You can mix bar, line, scatter, pie, etc., in one figure:

import matplotlib.pyplot as plt

fig, axs = plt.subplots(1, 3, figsize=(12, 4))

axs[0].bar([1,2,3], [3,4,5])
axs[0].set_title("Bar Chart")

axs[1].plot([1,2,3], [1,4,9])
axs[1].set_title("Line Chart")

axs[2].pie([10,20,30], labels=['A','B','C'])
axs[2].set_title("Pie Chart")

plt.tight_layout()
plt.show()

Each Axes object acts independently.


matplotlib layouts multi type example





Compact multi-chart using plt.subplot_mosaic

A more readable layout system:

import matplotlib.pyplot as plt

fig, ax = plt.subplot_mosaic(
    [['top', 'top'],
     ['bottom_left', 'bottom_right']],
    figsize=(8, 6)
)

ax['top'].plot([1,2,3])
ax['bottom_left'].bar([1,2,3], [3,5,7])
ax['bottom_right'].scatter([1,2,3], [7,3,5])

plt.tight_layout()
plt.show()

  • To tell Matplotlib that "top" spans both columns, repeat the key name in the list.
  • You can reference axes by name, not index — great for complex layouts.
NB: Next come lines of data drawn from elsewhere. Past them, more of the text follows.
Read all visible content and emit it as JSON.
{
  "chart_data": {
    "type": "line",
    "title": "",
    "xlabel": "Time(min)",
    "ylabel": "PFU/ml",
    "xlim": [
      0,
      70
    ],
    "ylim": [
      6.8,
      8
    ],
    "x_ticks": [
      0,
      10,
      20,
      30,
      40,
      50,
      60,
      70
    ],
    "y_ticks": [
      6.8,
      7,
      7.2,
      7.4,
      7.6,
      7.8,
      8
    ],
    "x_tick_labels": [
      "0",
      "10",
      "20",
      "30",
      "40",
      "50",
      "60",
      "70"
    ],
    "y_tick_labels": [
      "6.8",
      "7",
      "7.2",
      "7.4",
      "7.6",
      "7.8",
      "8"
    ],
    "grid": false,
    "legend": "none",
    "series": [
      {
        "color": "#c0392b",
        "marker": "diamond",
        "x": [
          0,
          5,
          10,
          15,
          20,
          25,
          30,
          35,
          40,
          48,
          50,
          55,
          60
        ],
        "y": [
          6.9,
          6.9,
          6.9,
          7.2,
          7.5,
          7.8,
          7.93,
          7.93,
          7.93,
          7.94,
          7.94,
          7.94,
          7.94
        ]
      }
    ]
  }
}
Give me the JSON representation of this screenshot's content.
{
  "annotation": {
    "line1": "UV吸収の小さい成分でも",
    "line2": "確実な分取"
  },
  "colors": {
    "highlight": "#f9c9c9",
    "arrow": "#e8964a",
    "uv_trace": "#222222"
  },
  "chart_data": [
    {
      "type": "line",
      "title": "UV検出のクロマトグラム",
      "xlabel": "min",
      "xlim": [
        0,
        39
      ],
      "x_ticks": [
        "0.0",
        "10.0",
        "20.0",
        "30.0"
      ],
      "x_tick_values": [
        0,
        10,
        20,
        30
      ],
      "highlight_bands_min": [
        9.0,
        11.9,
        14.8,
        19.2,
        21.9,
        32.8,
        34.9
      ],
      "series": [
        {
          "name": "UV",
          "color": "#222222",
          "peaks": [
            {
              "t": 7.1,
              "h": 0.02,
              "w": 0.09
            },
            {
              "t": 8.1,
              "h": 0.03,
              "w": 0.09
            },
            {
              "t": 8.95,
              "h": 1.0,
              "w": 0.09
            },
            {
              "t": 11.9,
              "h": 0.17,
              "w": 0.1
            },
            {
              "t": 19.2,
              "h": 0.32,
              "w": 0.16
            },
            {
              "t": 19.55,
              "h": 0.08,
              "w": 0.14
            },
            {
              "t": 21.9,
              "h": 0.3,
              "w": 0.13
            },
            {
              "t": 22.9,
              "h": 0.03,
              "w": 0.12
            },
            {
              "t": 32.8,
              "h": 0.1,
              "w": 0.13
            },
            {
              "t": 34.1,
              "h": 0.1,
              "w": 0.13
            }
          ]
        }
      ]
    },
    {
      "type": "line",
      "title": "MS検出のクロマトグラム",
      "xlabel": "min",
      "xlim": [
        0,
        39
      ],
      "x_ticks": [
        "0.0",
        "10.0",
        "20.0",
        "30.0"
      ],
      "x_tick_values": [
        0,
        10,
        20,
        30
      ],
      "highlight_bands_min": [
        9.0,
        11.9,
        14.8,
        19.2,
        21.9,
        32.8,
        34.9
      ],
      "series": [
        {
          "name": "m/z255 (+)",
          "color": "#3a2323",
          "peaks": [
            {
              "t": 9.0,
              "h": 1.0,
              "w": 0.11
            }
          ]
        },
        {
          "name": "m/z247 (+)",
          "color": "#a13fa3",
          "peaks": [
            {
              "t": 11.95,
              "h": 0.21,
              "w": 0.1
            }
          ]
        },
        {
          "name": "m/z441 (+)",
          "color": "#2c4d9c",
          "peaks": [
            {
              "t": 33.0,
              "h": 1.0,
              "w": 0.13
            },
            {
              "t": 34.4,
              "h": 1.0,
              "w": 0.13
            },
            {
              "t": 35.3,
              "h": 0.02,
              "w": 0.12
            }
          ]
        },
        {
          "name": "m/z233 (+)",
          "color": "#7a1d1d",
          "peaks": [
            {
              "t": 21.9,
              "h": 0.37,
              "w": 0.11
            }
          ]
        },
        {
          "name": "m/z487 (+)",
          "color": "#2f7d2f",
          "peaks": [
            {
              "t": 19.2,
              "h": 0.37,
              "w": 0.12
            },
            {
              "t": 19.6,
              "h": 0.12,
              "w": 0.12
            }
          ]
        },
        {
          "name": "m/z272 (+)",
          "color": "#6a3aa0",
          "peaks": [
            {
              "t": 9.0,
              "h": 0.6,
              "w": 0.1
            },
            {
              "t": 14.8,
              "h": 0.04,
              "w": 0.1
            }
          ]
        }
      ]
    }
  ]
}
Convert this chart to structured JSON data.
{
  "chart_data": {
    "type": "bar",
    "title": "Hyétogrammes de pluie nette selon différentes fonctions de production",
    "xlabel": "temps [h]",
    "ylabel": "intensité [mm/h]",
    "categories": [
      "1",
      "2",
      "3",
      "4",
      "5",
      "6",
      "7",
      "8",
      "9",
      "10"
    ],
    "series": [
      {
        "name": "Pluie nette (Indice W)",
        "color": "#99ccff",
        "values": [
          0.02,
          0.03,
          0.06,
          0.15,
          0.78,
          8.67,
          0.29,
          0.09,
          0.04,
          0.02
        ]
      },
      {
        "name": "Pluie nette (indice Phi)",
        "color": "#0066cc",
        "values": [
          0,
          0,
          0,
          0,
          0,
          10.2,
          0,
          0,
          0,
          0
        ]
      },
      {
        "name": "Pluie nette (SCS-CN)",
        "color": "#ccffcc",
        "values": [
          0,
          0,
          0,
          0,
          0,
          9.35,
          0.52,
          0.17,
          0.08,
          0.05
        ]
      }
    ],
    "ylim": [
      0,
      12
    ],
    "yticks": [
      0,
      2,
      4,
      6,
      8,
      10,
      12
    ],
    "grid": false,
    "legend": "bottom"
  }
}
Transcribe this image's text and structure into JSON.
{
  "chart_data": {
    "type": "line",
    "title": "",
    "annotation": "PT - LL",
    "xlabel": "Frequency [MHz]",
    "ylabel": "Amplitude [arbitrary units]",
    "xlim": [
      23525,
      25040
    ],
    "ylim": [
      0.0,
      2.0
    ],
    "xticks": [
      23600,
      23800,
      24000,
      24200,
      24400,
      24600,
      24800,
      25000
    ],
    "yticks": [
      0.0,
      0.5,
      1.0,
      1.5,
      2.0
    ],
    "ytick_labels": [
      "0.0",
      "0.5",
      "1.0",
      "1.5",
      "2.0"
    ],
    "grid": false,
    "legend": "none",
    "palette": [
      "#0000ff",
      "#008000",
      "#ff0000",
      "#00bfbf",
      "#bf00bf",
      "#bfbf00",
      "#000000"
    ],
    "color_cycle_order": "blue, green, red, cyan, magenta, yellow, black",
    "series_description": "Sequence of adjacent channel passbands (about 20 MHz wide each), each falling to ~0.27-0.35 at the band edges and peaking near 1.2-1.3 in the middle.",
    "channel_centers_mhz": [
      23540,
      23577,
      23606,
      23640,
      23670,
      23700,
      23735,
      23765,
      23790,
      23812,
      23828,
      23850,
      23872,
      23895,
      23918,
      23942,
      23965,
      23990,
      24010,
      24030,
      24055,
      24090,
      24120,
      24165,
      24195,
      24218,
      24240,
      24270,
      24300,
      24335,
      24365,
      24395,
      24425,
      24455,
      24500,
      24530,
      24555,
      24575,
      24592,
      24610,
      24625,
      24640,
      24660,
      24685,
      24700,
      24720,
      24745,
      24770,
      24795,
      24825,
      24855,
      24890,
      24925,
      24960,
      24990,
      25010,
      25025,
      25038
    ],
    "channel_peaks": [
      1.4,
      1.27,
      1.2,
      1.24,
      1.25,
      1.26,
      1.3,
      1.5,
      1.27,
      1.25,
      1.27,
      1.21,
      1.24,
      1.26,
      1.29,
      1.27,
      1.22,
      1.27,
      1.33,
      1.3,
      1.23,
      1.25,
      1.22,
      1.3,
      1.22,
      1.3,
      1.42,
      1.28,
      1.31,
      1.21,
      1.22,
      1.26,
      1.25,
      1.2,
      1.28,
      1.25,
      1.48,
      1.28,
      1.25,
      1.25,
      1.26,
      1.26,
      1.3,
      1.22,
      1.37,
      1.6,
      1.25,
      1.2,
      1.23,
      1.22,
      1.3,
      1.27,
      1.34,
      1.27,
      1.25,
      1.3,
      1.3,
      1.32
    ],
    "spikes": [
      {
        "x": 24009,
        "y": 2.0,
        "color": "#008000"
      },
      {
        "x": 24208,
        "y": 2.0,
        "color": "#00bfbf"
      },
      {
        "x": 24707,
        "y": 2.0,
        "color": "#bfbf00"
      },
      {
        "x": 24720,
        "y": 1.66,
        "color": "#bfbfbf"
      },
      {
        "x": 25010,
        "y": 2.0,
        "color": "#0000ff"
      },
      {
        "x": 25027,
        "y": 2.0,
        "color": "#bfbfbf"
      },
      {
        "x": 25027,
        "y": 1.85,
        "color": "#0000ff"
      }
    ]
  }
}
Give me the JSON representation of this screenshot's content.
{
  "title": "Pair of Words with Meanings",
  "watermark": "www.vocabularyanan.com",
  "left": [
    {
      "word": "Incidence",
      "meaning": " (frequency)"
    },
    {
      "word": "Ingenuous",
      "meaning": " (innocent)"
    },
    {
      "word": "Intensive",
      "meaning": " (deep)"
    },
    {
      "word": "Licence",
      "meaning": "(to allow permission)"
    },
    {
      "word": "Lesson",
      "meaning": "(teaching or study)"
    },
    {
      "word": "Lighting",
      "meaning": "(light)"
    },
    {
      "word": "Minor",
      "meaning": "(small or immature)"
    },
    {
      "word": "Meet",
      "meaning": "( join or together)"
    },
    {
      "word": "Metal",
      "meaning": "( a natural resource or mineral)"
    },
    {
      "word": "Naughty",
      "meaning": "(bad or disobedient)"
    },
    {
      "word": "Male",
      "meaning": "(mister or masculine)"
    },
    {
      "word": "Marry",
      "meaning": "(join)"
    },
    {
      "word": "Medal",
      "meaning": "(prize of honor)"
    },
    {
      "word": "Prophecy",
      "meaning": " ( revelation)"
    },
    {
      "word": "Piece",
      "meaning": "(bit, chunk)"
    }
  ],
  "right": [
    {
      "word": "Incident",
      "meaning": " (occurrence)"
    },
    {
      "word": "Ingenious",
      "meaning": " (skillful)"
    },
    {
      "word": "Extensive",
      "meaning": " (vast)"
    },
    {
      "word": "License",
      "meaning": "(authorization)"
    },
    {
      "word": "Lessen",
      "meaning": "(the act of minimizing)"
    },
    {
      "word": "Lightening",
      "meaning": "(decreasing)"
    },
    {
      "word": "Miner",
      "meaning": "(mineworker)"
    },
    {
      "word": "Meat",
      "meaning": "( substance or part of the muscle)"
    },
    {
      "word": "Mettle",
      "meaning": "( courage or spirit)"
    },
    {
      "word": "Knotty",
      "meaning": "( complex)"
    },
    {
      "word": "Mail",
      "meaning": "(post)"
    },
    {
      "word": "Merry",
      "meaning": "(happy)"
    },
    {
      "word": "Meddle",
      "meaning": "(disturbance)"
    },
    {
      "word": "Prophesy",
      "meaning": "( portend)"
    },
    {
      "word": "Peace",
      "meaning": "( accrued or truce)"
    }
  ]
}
matplotlib layouts mosaic example





Dashboard style layout

import matplotlib.pyplot as plt

fig = plt.figure(constrained_layout=True, figsize=(10, 6))
gs = fig.add_gridspec(2, 3)

ax1 = fig.add_subplot(gs[0, 0])
ax2 = fig.add_subplot(gs[0, 1])
ax3 = fig.add_subplot(gs[0, 2])
ax4 = fig.add_subplot(gs[1, :])

ax1.bar([1,2,3], [3,4,5])
ax2.plot([1,2,3], [5,3,6])
ax3.pie([30,40,30], labels=['A','B','C'])
ax4.hist([1,1,2,2,3,3,3])

plt.suptitle("Multi-Chart Dashboard", fontsize=16)
plt.show()

constrained_layout=True automatically optimizes spacing between subplots.